Diego: La fedeltà è importante per te?
Frida: La lealtà è importante per me. Sai essere leale?
Diego: Con te sempre.
Frida: Bene. Perché io ti amo, Panzòn.
Diego: Fridocha.
Frida: Io accetto!
Questo dialogo tra Frida Kahlo e Diego Rivera è un gioiello di scrittura cinematografica. Non solo racconta la nascita di una delle relazioni più celebri e tormentate dell’arte del Novecento, ma lo fa con un tono disarmante, ironico e affilato, perfettamente in linea con il carattere dei due protagonisti.

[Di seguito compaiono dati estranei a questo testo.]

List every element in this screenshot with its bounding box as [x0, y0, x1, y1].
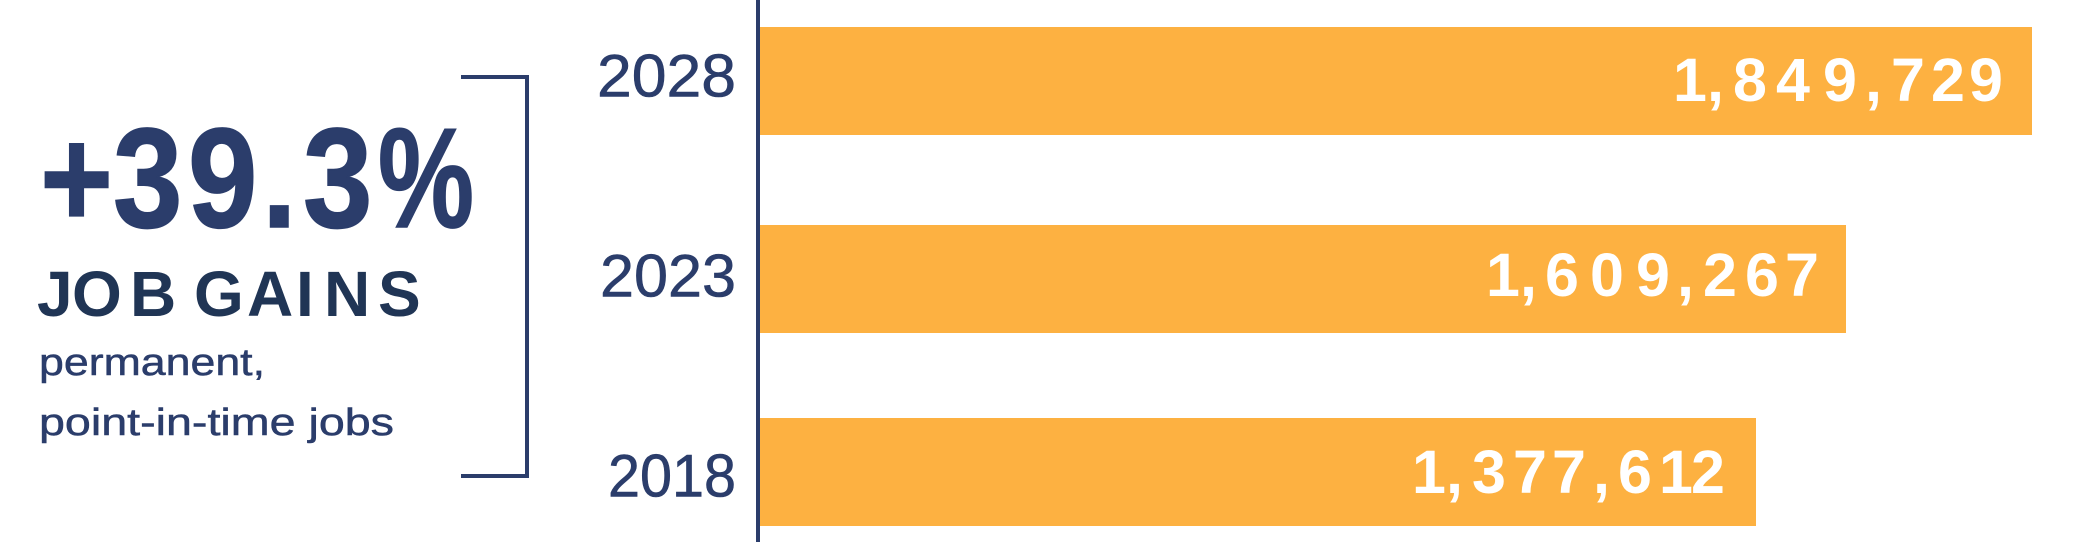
description line 1: permanent, [39, 342, 265, 384]
panel: job gains summary [0, 99, 474, 444]
value: 2023: 1,609,267 [1486, 241, 1819, 309]
axis line [756, 0, 760, 542]
label: 2018: 2018 [608, 442, 736, 510]
label: 2023: 2023 [600, 242, 736, 310]
bar chart [597, 0, 2032, 542]
bar: 2028 [760, 27, 2032, 135]
value: 2028: 1,849,729 [1673, 46, 2003, 114]
bracket [461, 77, 527, 476]
headline: +39.3%: % [378, 99, 474, 258]
label: 2028: 2028 [597, 42, 736, 110]
headline: +39.3%: +39.3 [40, 100, 372, 258]
value: 2018: 1,377,612 [1412, 438, 1725, 506]
bar: 2023 [760, 225, 1846, 333]
bar: 2018 [760, 418, 1756, 526]
description line 2: point-in-time jobs [39, 402, 394, 444]
subheading: JOB GAINS: JOB GAINS [0, 258, 421, 330]
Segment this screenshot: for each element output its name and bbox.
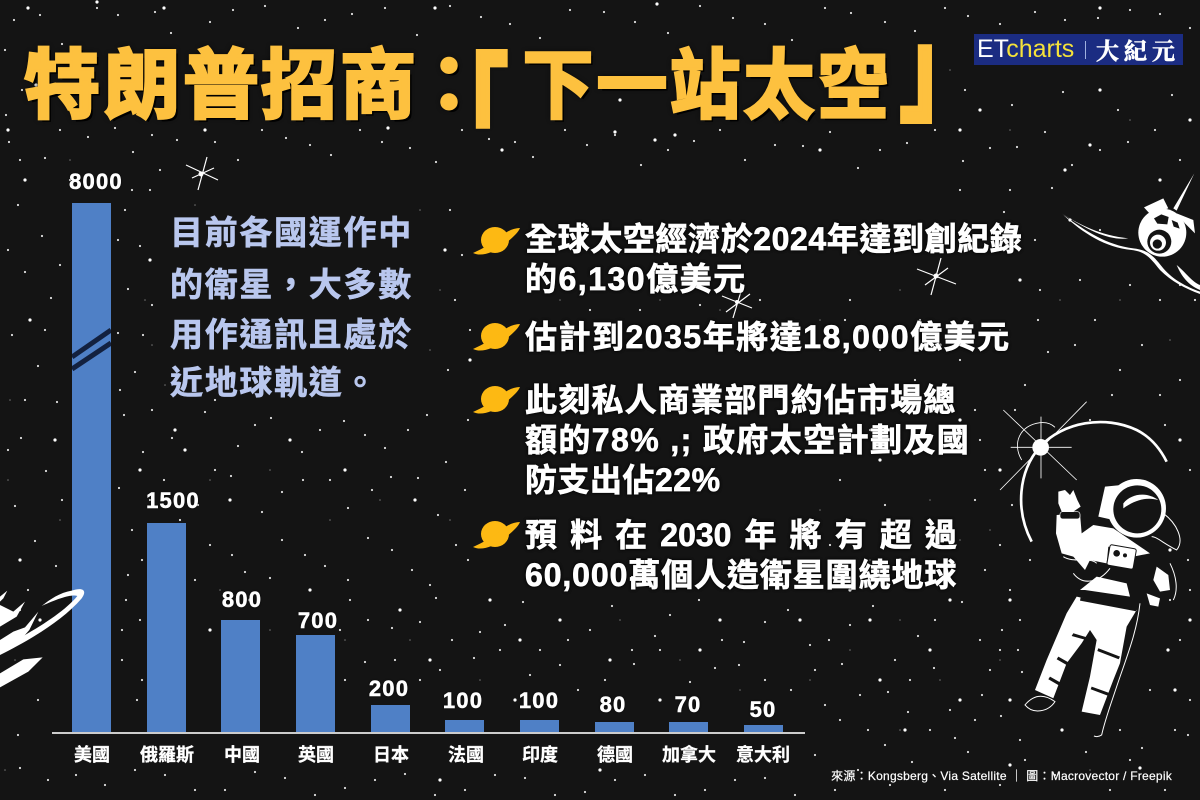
category labels: 日本	[373, 745, 409, 765]
title	[24, 7, 983, 175]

Un corteggiamento che è un duello. Siamo di fronte a un momento chiave del film Frida, diretto da Julie Taymor: l’inizio della storia d’amore tra Frida e Diego. Ma dimentica qualsiasi cliché romantico. Qui non ci sono dichiarazioni sdolcinate, né promesse assolute. C’è uno scambio serrato, a metà tra seduzione e schermaglia dialettica, che definisce fin da subito la natura complessa del loro rapporto. È un dialogo che fa ridere e fa riflettere. Che scopre le carte e poi le rimescola. E, cosa fondamentale, è estremamente coerente con le personalità reali dei due artisti: Diego, il gigante carismatico e autodistruttivo; Frida, la giovane già profondamente segnata dal dolore eppure acuta, arguta, e affamata di vita vera.
“Queste, Frida, mi piacciono molto.” La scena si apre con Diego che osserva i quadri di Frida. Il suo è un riconoscimento sincero, ma non accademico. Non usa un linguaggio tecnico, non si mette in cattedra. In un film dove i ruoli sociali e di genere sono continuamente messi in discussione, questo è un dettaglio importante: Diego non si pone come maestro, ma come uomo colpito.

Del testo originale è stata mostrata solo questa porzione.